To estimate the proportion of climate misinformation in the world’s press, the study analysed six false climate-sceptic themes that emerged on social media and examined their ‘breakout’ occurrence rates in wide-circulation global news stories.

It found only 59 articles containing unchallenged misinformation on these themes in 321,553 climate-related articles, a misinformation rate of just 0.02 per cent. 

However, because of the enormous volume of media coverage on climate change, even this small 0.02 per cent proportion was estimated to have a reach of 4.4 billion.

The majority of this misinformation was carried on mainstream outlets like Yahoo! and MSN via PR distribution networks, as well as right-wing and conspiracist media such as Epoch Times. 

Only two of the six themes received significant breakout coverage in mainstream news. The first was related to a ‘World Climate Declaration’ supposedly signed by 1,500 scientists, which claims that the current warming may be partly ‘natural’, that it is ‘far slower than predicted’, that models are ‘inadequate’ and that CO2 is ‘plant food’ and therefore ‘not a pollutant’. (All these claims have been debunked, and the signatory list contains almost no actively-publishing climate scientists.)

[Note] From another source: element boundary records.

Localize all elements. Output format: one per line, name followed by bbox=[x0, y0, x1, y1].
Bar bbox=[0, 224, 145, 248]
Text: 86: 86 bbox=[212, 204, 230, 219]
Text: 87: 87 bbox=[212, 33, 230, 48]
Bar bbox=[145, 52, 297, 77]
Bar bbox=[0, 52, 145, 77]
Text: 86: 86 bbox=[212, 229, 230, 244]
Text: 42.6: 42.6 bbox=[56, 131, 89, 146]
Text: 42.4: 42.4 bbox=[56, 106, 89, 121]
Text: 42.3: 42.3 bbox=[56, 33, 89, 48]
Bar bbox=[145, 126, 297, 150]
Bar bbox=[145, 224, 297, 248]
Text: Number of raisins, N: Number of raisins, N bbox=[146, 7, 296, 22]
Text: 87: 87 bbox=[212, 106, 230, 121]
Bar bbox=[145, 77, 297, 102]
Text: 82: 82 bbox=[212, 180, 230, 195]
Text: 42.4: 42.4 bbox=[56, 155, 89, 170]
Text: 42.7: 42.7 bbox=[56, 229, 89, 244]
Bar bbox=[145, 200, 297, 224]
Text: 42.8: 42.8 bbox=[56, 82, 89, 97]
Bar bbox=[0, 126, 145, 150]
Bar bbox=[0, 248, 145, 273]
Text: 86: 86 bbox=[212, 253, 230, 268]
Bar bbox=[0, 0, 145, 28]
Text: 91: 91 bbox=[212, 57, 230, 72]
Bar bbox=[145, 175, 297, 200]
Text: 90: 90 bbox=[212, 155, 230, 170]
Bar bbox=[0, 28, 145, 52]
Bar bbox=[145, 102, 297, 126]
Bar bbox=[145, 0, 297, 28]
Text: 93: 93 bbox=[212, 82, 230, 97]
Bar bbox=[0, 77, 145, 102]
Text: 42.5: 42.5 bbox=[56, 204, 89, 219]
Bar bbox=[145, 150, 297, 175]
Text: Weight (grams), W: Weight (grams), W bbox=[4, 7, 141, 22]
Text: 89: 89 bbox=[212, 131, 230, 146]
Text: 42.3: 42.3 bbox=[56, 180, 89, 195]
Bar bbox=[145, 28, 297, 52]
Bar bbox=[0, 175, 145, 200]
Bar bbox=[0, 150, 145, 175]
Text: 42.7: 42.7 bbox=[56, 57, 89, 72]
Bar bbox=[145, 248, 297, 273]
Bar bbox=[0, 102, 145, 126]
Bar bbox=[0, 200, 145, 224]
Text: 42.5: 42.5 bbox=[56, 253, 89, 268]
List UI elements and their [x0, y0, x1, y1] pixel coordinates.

The second misinformation theme related to the claim that the ongoing climate emergency is ‘fake’ because warming so far has been “mild” and that “life on Earth thrived (and was far greener) when CO2 levels were at least 5X higher than today’s”.

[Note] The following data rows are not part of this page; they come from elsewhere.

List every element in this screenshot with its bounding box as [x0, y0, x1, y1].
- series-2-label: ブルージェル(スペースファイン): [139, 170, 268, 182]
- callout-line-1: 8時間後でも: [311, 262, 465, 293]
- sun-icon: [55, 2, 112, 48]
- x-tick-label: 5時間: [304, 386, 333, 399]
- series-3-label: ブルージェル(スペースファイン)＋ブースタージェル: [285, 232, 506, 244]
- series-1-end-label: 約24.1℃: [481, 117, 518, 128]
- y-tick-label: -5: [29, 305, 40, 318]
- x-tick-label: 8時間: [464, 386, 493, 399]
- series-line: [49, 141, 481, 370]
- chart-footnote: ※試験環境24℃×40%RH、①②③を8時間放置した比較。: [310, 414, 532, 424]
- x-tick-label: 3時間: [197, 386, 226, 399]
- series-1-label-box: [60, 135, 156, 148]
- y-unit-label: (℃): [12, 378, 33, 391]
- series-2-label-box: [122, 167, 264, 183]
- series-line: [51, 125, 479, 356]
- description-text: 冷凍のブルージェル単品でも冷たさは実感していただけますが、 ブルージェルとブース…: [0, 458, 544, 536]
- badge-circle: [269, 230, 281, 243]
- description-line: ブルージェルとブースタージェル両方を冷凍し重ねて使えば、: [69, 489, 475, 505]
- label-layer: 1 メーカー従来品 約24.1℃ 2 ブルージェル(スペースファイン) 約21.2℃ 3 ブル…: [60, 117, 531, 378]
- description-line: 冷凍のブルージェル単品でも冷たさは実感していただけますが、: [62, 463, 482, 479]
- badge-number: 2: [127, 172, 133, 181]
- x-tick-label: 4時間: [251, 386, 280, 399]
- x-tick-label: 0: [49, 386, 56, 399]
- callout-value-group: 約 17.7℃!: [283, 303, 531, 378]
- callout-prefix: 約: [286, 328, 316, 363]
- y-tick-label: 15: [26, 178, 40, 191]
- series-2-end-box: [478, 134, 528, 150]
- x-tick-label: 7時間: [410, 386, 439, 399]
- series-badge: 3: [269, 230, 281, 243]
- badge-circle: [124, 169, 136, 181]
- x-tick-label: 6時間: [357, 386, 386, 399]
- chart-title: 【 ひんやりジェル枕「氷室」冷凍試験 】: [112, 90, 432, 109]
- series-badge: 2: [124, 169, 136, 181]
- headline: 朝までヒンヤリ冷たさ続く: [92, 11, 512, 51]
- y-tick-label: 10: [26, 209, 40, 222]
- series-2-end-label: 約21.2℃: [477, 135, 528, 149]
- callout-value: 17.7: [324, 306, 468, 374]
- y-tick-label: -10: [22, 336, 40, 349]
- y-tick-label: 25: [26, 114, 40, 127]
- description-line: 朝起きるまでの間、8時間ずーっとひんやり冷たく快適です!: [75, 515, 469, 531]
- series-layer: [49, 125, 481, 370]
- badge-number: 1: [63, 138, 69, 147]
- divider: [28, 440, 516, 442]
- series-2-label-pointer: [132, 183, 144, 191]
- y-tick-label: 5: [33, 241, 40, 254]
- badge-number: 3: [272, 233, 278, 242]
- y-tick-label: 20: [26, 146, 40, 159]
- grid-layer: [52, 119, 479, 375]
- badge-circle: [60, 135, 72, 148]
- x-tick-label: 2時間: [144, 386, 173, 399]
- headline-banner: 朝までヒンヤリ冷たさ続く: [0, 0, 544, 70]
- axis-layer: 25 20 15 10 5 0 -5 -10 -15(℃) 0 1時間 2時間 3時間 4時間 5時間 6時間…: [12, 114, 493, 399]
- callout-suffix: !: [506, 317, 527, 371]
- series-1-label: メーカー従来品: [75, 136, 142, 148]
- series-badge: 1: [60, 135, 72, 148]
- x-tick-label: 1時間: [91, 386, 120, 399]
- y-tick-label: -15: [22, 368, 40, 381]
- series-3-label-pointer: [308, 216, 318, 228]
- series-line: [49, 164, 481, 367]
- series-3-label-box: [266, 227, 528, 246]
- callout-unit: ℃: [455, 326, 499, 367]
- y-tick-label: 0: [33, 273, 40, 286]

This has been promulgated by pro-fossil fuels advocates. The other four themes, variously claiming that Greenland is not losing ice and that wind turbines are toxic, achieved negligible coverage. 

“Our findings are good news for the world leaders currently attending the Africa Climate Summit here in Nairobi,” commented Alliance for Science director Dr Sheila Ochugboju. “We show that the media conversation on climate change has now clearly moved on from denialist talking points.” 

But, she cautioned: “This is only the beginning. Overt climate misinformation may be relegated to the margins but the power of the fossil fuels lobby means that things have shifted from denial to delay.

Also read: Africa suffers disproportionately from climate change

“We need rapid action to rescue the 1.5-degree Paris target and to ensure sufficient funding for climate resilience and growth in vulnerable regions like sub-Saharan Africa.”

At the Nairobi climate summit, the Alliance for Science is hosting several parallel events in a Climate Action Zone focusing on food security, climate resilience and combating anti-science misinformation.